Honey Child

(sorry for the late entry. Another sick one in the household today)

I read the absolute weirdest thing yesterday while waiting for my daughter’s dance class to finish.

Ready? Alexander the Great was buried in a coffin filled with honey.

Some accounts mention that it may have even been a glass coffin filled with honey. The result of which must have looked like some very odd, slow-moving snow globe. No disrespect, Mr. Great.


And into the amber-y afterlife he goes!

thI Googled the heck out of this little factoid and sure enough, came up with him being buried in either honey or wax, due to the fact that honey has great preservative qualities. Those clever morticians of yore. Why not just combine the two and bury the fella in a honeycomb? It would bring new meaning to the word Catacomb! hahahaha. Cracking myself up over here.

Honey. Really. Talk about one big sticky mess. And as a preservative. Makes sense, though.

I’m a big proponent of natural remedies. This has nothing to do with my white-coat syndrome and my great desire to avoid folks in the medical field, but the fact that nature generally seems to provide us with all that we need, and has done so for many hundreds of years. One of my goals for this new year is to study more about the natural Indian system of medicine called Ayurveda that has been practiced for more than 5,000 years. Ayurveda provides an integrated approach to preventing and treating illness through lifestyle interventions and natural therapies. Ayurvedic theory states that all disease begins with an imbalance. Hmmm…interesting for sure.

When I have a cough, I reach for a big, overflowing tablespoon of honey to coat my throat. Hopefully, it’s anti-baterial qualities will kill any lingering buggers and the vitamins and minerals will give my ailing bod the boost it needs. I’ve taken to adding cinnamon and turmeric to dishes whenever and where ever I can, as they both are spice-powerhouses. Turmeric has an active ingredient called curcumin, which is known to fight infections, help digestive problems, lower cholesterol and even slow the spread of some forms of cancer. Cinnamon helps to regulate blood sugar, improves digestion, kills bacteria and is a known anti-inflammatory. I also make ginger tea or chomp on crystallized ginger when my stomach is doing flip-flops.

Let food be thy medicine, and let thy medicine be food.”  said Hippocrates

I don’t know about you, but when I am listening to those pharmaceutical ads on tv and they list all the potential side effects, those sounds worse and more scary than what the drug is treating you for in the first place. Try to quit smoking! But be wary of blood clots, blurred vision, horns sprouting from your head and speaking in tongues.

Thanks, but no.

There is certainly something to be said for modern medicine and I thank the heavens for it’s advances. BUT, Mama Nature has much to offer us, too, and it’s been under our noses for a long, long time. We just have to start paying attention to it more and being more open to alternative methods of healing.

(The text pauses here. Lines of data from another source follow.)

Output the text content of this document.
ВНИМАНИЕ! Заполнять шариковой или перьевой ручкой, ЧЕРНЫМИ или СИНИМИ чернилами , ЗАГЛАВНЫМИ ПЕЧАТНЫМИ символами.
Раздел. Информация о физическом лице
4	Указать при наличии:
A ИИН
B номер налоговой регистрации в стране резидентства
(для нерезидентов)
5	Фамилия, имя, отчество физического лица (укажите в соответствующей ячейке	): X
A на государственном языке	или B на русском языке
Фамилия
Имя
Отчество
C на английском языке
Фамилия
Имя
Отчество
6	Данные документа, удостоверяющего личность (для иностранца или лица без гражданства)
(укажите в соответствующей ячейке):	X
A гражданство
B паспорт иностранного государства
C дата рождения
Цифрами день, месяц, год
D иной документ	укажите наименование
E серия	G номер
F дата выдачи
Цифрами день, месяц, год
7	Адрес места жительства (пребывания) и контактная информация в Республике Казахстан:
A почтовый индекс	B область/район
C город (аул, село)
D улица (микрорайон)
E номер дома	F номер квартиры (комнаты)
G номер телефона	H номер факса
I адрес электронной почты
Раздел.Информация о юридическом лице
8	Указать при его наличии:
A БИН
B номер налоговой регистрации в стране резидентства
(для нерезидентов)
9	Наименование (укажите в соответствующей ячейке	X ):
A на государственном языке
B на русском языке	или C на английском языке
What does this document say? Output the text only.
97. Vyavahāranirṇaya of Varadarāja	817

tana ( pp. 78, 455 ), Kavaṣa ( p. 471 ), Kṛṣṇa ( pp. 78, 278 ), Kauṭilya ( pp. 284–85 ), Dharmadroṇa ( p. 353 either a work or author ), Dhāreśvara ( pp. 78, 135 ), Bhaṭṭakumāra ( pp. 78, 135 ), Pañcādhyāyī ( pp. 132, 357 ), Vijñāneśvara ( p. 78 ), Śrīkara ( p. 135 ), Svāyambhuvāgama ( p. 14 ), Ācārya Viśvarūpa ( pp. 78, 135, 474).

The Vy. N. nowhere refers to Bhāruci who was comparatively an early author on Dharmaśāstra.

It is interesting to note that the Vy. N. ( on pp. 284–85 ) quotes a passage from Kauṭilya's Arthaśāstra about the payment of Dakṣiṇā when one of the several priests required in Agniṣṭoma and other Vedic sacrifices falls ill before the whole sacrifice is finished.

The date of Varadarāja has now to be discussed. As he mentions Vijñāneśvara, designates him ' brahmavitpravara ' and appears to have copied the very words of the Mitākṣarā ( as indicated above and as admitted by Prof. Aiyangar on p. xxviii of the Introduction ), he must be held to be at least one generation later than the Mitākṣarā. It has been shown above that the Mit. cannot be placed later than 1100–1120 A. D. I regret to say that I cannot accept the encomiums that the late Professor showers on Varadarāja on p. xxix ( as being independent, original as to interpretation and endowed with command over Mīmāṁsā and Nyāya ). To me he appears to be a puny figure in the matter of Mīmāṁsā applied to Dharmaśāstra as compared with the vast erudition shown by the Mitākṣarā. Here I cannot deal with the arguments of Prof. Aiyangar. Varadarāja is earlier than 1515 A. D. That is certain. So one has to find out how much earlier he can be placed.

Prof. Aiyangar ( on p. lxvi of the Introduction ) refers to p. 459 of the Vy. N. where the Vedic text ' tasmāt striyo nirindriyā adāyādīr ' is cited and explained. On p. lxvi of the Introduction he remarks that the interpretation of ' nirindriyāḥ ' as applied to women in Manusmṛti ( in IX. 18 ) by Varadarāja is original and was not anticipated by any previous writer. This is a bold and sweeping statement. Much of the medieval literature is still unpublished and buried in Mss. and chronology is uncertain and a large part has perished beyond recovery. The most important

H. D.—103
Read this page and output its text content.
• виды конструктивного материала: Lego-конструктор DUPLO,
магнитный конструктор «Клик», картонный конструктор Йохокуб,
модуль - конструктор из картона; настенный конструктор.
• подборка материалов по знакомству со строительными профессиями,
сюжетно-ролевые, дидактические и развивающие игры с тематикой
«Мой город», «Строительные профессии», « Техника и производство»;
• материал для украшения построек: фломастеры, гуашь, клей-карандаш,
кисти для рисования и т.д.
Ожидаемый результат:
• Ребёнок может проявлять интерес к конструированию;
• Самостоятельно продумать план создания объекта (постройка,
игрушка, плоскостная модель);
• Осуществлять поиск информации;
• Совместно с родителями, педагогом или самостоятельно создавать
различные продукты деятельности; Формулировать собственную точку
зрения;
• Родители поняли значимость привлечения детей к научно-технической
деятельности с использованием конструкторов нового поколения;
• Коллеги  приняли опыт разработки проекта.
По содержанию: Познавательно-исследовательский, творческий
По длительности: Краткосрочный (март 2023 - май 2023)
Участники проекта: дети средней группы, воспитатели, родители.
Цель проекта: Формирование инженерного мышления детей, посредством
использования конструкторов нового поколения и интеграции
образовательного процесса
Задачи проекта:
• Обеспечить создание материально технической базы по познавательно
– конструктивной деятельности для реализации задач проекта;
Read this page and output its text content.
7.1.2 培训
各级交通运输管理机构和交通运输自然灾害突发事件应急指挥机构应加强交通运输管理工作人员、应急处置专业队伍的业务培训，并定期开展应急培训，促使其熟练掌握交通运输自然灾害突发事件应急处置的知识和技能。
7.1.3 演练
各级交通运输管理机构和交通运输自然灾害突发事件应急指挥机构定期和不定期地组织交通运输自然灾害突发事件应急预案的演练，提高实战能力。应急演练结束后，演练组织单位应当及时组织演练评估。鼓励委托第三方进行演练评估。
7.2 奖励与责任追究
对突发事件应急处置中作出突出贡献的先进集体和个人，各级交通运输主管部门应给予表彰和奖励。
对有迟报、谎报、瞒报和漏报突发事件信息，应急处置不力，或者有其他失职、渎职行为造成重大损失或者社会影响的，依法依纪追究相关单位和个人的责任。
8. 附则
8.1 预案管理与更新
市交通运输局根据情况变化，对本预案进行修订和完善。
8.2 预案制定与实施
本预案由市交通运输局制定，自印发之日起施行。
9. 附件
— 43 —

In the midst of our virus-laden community, I’m trying to keep those inside my bubble healthy. So far, the outside forces are winning, as 3 out of 4 of us have been struck with a bug in the past week. BUT, going forward, my aim is always to keep these bodies healthy with rest and good food. I, for one, will be vastly decreasing my intake of white sugars, as those do nothing but chip away at your immune system.

Here’s a quickie side dish that achieves all levels of goodness and will hopefully amp up your system to help fight the bugs…

Roasted Sweet Potatoes, the uber-veggie

large, sweet potatoes, 1 per person, cut into 2-inch chunks
few tablespoons of honey
one tablespoon of pure maple syrup
sprinkling of cinnamon
sprinkling of turmeric
drizzle of olive oil
sea salt, pepper-to taste (enough to balance the sweet of the honey and syrup)

Preheat oven to 400. Toss all potato chunks with ingredients on a rimmed baking sheet. Bake for about 20 minutes or until potatoes are nice and soft, but crispy on outside, tossing once or twice as they cook.

Helping your immune system has never tasted so good.

3 thoughts on “Honey Child

  1. Love me some honey (and my worker bees that make it…lol) Remember, most honey has been heated/processed. You need to get the untreated/raw honey to gain the desired effect you’re looking.